Converging Pressures
SaaS sprawl increases the number of applications to manage. Consumption-based pricing multiplies the speed at which costs accumulate. Together, they overwhelm governance models designed for a slower, more predictable environment.
At a recent conference, I attended three separate sessions on cost-optimization, shadow IT, and ITAM modernization, each excellent in its own right. But I was struck by how similar the conversations were, even as the entry points were different. It occurred to me that cost, security and governance are no longer separate problems – they are manifestations of the same loss of control.
A dormant license is no longer just wasted spend – it represents an unnecessary access point. A heavily used integration is not only a performance concern, it may be a cost accelerator. Manual governance doesn’t just waste time and resources, it creates organization-wide risk.

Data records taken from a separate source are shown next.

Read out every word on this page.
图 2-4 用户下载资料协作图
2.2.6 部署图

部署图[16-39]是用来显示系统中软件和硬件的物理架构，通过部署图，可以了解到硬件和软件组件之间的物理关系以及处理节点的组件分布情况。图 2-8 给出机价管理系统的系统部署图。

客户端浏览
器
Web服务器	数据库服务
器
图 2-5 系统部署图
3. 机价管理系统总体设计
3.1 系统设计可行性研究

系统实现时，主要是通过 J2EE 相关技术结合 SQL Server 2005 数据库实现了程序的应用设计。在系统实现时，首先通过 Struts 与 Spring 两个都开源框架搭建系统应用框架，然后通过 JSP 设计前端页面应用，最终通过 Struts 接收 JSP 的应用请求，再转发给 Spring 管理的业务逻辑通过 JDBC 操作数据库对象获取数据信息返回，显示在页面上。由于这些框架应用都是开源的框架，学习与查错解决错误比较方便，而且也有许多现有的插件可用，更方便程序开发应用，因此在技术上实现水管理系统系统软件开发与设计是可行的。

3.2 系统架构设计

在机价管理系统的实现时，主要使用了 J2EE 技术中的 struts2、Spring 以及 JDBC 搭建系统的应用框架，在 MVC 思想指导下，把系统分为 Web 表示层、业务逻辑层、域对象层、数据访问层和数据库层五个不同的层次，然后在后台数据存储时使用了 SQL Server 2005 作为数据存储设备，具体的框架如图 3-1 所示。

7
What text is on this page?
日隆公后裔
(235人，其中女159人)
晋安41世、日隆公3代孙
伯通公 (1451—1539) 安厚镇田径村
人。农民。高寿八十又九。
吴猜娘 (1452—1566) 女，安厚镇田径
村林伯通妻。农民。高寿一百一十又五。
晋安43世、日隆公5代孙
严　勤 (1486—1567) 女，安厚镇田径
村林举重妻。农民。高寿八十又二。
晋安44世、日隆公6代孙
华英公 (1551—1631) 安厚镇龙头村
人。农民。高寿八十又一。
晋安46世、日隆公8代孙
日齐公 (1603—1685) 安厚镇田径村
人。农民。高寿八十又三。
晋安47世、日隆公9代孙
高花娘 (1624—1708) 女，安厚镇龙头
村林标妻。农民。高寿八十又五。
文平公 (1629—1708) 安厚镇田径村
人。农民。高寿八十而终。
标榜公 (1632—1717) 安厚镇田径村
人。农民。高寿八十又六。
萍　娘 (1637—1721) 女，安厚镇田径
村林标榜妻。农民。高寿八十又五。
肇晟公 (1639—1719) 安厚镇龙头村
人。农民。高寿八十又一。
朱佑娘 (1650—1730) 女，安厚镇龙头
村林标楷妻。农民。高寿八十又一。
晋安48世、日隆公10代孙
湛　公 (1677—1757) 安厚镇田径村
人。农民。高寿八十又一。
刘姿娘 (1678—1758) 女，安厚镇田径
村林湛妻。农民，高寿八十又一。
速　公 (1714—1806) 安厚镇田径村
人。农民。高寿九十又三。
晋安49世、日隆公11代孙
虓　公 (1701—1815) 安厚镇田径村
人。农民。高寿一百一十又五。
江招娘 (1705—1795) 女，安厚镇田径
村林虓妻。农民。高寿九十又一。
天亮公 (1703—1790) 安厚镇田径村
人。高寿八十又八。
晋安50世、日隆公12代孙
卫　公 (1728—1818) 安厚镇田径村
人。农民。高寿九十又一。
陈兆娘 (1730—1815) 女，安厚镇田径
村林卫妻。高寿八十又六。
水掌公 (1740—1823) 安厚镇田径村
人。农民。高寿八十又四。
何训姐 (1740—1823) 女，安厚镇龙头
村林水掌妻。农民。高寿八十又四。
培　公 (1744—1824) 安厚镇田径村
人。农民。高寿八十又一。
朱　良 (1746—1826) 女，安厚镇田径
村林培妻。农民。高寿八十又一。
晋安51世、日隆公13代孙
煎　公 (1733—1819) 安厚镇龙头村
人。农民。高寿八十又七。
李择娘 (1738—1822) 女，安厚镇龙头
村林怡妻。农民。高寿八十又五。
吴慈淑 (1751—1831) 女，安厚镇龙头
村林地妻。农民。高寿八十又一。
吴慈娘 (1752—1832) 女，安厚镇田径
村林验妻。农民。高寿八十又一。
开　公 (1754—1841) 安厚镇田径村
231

The convergence of consumption-based SaaS licensing against the backdrop of unchecked SaaS sprawl fundamentally breaks the governance models traditional ITAM practices are built on. Quarterly reviews are too slow. Annual reconciliations are irrelevant. By the time overconsumption is identified, you’re already on the hook for the spend.
It’s not just manual processes that don’t scale. As software becomes more dynamic and issues of risk, cost and governance become inseparable, this reality is forcing tighter collaboration between IT, security, finance, and procurement. But that collaboration also exposes long-standing silos and blind spots. Data is fragmented. Tooling is disconnected. Each function sees part of the problem, but no one sees the whole picture.

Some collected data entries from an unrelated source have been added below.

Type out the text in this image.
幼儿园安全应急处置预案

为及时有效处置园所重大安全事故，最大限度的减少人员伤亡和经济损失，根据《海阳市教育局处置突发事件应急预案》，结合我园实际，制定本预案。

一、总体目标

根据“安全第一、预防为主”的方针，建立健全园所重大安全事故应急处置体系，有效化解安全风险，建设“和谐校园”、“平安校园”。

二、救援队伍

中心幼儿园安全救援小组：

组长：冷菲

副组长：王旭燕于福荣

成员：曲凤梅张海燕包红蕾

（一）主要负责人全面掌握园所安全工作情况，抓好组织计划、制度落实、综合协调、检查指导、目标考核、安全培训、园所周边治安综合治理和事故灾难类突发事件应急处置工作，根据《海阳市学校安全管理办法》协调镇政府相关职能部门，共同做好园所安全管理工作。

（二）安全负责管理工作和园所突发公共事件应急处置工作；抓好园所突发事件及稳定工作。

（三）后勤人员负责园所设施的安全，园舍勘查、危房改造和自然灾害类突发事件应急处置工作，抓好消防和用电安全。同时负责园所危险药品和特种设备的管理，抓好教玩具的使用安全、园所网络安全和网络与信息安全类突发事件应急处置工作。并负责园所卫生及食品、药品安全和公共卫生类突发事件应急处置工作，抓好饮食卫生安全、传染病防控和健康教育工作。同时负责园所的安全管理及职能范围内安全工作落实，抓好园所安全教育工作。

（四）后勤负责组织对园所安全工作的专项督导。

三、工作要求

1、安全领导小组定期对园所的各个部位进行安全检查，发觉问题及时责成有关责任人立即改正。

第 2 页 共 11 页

It would be convenient to treat these converging pressures as temporary – a correction after years of rapid SaaS adoption. But that won’t be the case. Vendors favor consumption models because they align price to value. Teams favor SaaS autonomy because it accelerates outcomes. Economic pressure and security scrutiny aren’t going anywhere anytime soon.
For better or worse, this is the new reality of SaaS Management.
What must change, then, is the operating model.
A New Era
Businesses need control now more than ever, but they won’t achieve it through the traditional means.
This explains why investment in automated SaaS management platforms is accelerating even as overall IT spending tightens. Organizations aren’t pursuing automation for incremental efficiency. They are trying to regain basic operational control of their business.
When implemented effectively, modern SaaS Management Platforms help close the gap by shifting governance from periodic and manual to continuous and automated. When implemented effectively, they enable:
- Continuous visibility across sanctioned and unsanctioned applications
- Deep usage insights that reflects how software is actually being consumed
- Real-time automation that delivers license optimization at scale
- Policy-driven governance that scales without additional headcount
- Early-warning signals for cost spikes, usage changes and security risks
It’s important to note that this path forward is not about re-centralizing software purchasing or decision making. SaaS autonomy is not the enemy. The new era of control is about combining visibility and automated guardrails to empower decentralized decision-making while protecting the organization from financial and operational chaos.
Organizations that make this shift will turn volatility into advantage, benefiting from clearer insight into value, fewer financial surprises, stronger security posture, and the ability to align spend with business needs. Those that wait will find themselves paying more, understanding less, and exposing themselves to increasing risk.
In a world where software never sleeps, the time to modernize SaaS governance is now.